‘Memura verilen 8 bin liralık seyyanen zammın işçilere de verilmesini ve üzerine de enflasyon oranında zam yapılmasını talep etmiştik’
Settar Aslan, "Yaptığımız programda aynı zamanda bütün konfederasyonlara çağrıda bulunarak, seyyanen zam uygulaması konusunda kendilerini de sorumluluk almaya davet etmiştik.
Bugün geldiğimiz noktada memura yapılan seyyanen zam talebini işçimize de istemekte ne kadar haklı olduğumuzu bir kez daha görmüş olduk.
Bize göre seyyanen zam ileride oluşacak olan makasın genişlemesine engel olacaktı.
Bize göre seyyanen zam ile enflasyon karşısında direnen işçimiz bir nebze olsun ayakta durabilecekti.
Bugün geldiğimiz noktada işçi ile memur arasındaki makas açılmış, işçi hem enflasyonist ortam karşısında hem de yüksek vergiler yüzünden nefes alamaz bir hale gelmiştir."
Vergi dağılımında adalet istiyoruz
Bugün gelinen noktada işçilerimiz yüzde 27’lik vergi dilimine girmiş, aldıkları maaşlar 25-29 bin seviyelerine kadar düşmüştür.
Mevcut vergi sistemi dilimlerinin başlangıcı düşük, ileriye doğru aralıklarının da dar olması sebebiyle alım gücü düşmüş, enflasyon daha net şekilde hissedilir hale gelmiştir.
Sendika olarak az kazanandan az, çok kazanandan çok vergi alınması hususunun daha net bir söylemle sağlam bir zemine oturtulması gerektiğini düşünüyoruz.
Bu ne demektir az kazanandan kimleri, çok kazanandan da kimlerin kast edildiğinin netleştirilmesini istiyoruz.

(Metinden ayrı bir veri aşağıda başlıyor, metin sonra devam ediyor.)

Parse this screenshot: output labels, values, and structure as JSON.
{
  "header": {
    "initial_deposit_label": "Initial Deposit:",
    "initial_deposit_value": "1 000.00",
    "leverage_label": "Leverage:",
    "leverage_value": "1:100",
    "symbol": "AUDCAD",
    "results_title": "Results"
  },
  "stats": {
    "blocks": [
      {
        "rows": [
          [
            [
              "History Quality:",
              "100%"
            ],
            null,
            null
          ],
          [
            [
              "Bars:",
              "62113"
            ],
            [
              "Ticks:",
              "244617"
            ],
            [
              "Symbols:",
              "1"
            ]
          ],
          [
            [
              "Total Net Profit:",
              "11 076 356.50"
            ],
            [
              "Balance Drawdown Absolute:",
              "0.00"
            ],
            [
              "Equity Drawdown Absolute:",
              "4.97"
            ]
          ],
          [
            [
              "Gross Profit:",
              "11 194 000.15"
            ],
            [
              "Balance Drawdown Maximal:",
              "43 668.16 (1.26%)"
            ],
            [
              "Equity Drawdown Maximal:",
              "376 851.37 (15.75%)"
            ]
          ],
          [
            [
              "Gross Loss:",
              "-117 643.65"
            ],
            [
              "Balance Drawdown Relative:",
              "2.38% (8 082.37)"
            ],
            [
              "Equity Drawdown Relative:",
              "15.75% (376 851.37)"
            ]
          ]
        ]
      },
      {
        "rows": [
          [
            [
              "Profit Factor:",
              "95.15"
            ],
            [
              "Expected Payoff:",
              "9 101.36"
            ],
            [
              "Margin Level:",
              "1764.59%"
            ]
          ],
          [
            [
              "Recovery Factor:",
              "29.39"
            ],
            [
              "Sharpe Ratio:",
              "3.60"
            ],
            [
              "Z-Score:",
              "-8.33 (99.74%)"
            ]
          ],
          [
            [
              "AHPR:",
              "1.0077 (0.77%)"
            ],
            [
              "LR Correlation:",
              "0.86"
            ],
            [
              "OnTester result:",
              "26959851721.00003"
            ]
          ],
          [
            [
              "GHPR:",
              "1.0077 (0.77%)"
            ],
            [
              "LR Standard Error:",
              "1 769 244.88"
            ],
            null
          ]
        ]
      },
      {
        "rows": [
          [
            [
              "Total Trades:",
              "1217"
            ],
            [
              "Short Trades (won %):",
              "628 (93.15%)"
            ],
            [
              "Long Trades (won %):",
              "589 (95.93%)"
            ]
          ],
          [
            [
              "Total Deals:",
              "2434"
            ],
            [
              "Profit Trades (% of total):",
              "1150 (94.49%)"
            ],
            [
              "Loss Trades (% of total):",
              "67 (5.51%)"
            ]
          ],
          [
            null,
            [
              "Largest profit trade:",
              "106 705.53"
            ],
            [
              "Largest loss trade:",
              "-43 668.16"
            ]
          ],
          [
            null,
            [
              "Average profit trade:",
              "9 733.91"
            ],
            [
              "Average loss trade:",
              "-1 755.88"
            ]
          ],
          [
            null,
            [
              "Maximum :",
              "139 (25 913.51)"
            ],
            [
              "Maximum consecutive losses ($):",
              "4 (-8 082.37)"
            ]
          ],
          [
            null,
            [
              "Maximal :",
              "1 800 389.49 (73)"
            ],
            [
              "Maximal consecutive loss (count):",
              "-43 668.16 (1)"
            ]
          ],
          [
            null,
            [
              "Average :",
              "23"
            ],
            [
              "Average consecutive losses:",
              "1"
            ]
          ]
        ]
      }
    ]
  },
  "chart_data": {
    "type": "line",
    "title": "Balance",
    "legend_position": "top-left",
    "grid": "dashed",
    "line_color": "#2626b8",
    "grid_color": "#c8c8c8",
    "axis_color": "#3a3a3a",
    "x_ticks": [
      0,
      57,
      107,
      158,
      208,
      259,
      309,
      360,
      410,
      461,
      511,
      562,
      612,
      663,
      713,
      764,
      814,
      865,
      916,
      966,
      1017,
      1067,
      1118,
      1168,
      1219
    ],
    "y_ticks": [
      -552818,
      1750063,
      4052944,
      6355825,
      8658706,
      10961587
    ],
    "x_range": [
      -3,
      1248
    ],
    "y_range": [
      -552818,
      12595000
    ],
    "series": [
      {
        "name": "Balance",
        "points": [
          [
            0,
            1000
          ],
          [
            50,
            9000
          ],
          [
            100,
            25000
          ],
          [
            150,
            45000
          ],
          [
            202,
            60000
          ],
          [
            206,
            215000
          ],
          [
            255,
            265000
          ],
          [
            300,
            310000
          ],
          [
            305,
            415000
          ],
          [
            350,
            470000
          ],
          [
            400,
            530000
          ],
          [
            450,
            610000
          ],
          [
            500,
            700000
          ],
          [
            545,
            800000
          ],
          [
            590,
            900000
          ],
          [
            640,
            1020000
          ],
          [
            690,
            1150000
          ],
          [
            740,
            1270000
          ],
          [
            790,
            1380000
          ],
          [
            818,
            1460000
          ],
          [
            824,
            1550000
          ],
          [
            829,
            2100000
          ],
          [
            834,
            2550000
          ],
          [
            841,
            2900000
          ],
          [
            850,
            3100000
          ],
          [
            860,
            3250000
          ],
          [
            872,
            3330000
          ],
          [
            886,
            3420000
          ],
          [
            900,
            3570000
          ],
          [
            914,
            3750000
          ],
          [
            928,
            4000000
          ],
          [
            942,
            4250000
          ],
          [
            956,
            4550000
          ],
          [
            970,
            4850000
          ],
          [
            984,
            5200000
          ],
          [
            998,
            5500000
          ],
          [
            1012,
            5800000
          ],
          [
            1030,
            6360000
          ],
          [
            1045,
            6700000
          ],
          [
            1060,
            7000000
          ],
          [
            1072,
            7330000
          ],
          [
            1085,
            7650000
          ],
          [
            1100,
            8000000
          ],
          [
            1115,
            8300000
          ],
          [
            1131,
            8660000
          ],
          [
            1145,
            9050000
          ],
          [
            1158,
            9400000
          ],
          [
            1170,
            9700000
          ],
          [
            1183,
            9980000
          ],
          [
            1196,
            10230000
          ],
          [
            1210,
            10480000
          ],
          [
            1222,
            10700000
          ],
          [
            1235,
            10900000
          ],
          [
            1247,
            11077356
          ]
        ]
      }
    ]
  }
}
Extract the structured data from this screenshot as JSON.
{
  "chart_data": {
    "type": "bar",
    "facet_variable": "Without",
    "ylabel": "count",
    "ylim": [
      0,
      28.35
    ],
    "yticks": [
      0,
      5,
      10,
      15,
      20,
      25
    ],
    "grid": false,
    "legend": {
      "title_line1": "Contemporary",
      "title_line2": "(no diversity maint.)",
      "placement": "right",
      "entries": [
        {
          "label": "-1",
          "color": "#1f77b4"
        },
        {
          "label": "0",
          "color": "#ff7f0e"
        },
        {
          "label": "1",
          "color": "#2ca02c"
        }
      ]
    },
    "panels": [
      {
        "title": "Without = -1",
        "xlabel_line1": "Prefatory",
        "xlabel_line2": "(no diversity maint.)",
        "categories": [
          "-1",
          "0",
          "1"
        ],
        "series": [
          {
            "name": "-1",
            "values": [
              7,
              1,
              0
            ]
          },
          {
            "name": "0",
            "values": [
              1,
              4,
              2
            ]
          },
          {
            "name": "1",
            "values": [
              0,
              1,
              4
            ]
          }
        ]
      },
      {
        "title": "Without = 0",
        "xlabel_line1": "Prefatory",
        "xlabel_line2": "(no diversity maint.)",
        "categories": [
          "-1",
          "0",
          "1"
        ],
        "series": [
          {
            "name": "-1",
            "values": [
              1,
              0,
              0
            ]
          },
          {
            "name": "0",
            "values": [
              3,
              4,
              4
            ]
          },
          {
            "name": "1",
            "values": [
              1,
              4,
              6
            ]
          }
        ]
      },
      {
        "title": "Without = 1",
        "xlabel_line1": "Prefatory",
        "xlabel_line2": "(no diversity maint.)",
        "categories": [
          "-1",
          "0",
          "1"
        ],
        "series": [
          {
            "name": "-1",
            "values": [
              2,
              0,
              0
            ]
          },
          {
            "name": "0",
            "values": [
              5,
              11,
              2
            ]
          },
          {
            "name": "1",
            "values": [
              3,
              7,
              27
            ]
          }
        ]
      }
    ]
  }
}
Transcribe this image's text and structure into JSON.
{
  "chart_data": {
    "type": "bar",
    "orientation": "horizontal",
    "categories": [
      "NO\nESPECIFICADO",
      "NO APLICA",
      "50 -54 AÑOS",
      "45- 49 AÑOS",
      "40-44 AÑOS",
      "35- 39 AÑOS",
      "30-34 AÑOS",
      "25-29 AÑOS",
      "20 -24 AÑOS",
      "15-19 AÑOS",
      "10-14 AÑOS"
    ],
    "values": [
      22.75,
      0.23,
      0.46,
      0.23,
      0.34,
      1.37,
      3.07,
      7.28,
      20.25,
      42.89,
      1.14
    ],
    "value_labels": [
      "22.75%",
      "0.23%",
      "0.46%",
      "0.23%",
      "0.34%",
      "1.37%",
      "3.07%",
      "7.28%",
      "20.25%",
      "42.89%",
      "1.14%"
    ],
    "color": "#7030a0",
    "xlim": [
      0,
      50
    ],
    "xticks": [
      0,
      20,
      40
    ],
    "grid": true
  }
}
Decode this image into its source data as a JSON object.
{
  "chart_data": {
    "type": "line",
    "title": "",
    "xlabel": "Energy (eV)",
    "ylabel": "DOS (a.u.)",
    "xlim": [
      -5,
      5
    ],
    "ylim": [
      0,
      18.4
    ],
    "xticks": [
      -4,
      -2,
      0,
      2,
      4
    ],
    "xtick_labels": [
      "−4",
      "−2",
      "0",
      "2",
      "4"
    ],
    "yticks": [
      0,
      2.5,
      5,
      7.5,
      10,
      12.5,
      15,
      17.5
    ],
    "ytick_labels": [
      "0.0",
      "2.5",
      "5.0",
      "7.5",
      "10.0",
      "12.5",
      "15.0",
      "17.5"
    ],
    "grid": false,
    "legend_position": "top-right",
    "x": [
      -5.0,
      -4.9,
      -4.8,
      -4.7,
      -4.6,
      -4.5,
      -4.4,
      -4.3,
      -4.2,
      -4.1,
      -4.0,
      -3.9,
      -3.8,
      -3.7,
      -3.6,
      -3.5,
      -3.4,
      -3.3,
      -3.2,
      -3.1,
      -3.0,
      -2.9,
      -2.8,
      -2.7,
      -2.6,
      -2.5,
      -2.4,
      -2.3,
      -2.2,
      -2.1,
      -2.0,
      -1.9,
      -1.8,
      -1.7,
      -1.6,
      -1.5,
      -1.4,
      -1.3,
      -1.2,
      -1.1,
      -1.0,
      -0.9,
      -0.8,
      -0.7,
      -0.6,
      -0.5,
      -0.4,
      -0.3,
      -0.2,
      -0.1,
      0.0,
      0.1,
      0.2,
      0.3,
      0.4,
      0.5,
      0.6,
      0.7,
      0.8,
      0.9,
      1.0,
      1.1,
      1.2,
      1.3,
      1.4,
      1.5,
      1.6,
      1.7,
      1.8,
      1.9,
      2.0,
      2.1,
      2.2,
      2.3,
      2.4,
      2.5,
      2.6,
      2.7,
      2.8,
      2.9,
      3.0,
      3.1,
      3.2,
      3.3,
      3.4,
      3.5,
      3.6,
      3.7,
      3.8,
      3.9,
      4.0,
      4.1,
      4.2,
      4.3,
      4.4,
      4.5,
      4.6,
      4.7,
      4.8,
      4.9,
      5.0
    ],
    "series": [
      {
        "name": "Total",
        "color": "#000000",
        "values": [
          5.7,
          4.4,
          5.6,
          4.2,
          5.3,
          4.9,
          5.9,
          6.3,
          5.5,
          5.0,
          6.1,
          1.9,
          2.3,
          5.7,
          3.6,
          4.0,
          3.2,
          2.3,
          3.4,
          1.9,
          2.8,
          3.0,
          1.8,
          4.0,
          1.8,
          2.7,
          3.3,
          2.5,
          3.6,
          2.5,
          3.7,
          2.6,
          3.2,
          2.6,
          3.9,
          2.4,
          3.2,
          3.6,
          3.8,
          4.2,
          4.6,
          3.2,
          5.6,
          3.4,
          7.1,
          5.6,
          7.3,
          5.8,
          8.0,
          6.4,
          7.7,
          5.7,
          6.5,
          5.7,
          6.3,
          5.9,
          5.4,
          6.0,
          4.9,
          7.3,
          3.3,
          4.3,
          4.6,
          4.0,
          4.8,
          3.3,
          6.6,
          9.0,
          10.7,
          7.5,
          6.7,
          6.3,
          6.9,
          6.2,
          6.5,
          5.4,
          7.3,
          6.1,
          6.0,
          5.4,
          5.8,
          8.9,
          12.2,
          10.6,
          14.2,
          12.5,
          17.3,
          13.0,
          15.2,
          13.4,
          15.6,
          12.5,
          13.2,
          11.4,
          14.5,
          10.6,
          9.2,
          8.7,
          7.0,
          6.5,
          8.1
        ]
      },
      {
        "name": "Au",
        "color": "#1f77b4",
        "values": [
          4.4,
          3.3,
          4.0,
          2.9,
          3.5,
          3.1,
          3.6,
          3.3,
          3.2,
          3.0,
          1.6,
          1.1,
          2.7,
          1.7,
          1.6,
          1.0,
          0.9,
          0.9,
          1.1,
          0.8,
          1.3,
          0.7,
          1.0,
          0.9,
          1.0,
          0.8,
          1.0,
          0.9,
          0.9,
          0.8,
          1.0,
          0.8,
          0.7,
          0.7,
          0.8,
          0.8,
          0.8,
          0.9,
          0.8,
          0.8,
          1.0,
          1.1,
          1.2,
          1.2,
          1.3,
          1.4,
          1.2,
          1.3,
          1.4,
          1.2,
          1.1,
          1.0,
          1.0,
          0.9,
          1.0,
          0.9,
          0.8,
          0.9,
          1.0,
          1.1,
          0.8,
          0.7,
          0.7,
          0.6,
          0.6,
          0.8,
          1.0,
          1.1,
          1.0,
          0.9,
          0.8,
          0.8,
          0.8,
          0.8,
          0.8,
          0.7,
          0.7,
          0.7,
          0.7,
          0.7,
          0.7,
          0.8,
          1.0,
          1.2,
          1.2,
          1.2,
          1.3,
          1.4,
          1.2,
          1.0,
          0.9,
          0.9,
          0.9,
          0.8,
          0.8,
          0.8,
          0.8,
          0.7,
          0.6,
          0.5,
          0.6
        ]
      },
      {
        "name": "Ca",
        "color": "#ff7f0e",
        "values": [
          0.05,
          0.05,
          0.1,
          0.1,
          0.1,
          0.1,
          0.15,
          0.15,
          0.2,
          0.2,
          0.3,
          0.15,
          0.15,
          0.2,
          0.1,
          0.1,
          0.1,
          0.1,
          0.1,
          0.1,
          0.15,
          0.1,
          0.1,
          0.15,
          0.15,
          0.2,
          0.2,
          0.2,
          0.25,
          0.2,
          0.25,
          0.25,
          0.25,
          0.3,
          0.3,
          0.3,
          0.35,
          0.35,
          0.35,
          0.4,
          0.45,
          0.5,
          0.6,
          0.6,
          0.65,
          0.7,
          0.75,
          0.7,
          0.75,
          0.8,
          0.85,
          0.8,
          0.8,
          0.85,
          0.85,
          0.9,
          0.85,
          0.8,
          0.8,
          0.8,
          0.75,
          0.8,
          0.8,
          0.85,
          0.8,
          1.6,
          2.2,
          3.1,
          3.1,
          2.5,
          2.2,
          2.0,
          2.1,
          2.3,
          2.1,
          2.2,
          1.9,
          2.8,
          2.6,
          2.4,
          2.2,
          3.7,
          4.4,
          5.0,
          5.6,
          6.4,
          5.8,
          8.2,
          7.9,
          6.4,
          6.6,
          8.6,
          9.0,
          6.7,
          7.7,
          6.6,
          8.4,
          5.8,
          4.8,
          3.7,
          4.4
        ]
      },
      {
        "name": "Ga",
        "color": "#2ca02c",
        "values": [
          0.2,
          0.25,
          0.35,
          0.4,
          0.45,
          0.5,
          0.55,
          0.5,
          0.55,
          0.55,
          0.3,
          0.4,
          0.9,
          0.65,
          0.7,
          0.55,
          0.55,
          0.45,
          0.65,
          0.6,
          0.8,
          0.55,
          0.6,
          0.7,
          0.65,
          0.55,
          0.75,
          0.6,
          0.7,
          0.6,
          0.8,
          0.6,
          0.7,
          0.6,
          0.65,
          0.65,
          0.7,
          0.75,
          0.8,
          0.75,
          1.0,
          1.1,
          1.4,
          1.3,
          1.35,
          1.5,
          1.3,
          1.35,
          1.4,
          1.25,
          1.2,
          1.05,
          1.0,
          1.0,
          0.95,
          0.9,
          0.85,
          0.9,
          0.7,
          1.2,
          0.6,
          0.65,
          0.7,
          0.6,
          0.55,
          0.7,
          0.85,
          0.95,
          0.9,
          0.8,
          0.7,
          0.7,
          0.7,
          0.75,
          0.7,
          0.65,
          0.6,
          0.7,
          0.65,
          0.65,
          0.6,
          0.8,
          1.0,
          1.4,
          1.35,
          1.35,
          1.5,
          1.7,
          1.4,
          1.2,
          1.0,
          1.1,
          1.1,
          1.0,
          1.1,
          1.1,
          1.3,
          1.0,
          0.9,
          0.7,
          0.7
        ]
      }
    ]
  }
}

Yaptığımız basın açıklamamızda işçi ile memur arasında oluşan makasın etkileri iş barışını bozar uyarısında bulunmuştuk.
Bugün geldiğimiz noktada aynı iş yerinde çalışan işçi ve memur arasında oluşan makas ciddi bir huzursuzluk olarak karşımıza çıkmıştır.
Peki bundan sonrası için ne yapılmalı;
Seyyanen zam talepleri karşılık bulmayan kamu işçilerine ek zam verilerek enflasyona karşı direnme desteği verilmeli vekamu işçisinden kesilen vergi dilimi yüzde 10 olarak sabitlenmeli.
Ülkenin içinde bulunduğu durum, enflasyonist ortamın faturası sadece ve sadece işçiye kesilmemeli.
Bu ülkede eğer ki kemer sıkılacaksa, tasarruf tedbirleri alınacaksa bu tedbirler herkesi kapsamalı.
Yangınla mücadelede tasarruf olmaz
Burada şunu hatırlatmak istiyorum,
Resmî gazetede yayınlanan ‘Doğal afetlerde, salgın hastalıklarda ve orman yangınlarında acil olarak yapılması gereken mücadele ve müdahaleler, iç ve dış güvenlik ile istihbarat hizmetlerinin gerektirdiği zorunlu olan harcamalar bu genelgenin kapsamı dışındadır’ maddesi Orman Genel Müdürlüğümüz tarafından da uygulanmalı. Emeği ile, bedeni ile alevlerle mücadele eden işçilerimizin mesaileri tasarruf tedbirleri kapsamına takılmamalıdır.
Bu ülkede tasarruf edilecek tek adres orman mıdır?
Bu ülkede kemerini sık diyeceğiniz tek çalışan işçi midir?
Havaların ısınması ile birlikte her gün yangınla mücadele içerisinde olanyangından yangına koşan, gece gündüz uyumayan orman işçilerinden tasarruf etmeye kalkmak, ülkenin kazancından tasarruf etmek demektir.
Fazla olandan tasarruf etmek yerine zaten eksik işçi ile ayakta durmaya çalışan orman teşkilatına tasarruf et demek doğru bir yaklaşım değildir.
Yanan bir ağacın tekrar ekonomiye kazandırılması için elli yıl gerekmektedir.
Kısa vadede uygulanmak istenen kemer sıkma politikalarının uzun soluklu iş mensuplarına uygulanmak istenmesi kabul edilemez.
Alınan bu kararların faydadan çok zarar vereceğini.
Tasarruf tedbirleri karşısında topyekûn bir mücadele ile istenilen sonuçların elde edileceğini, emekten tasarruf edilemeyeceğinin altını çiziyoruz.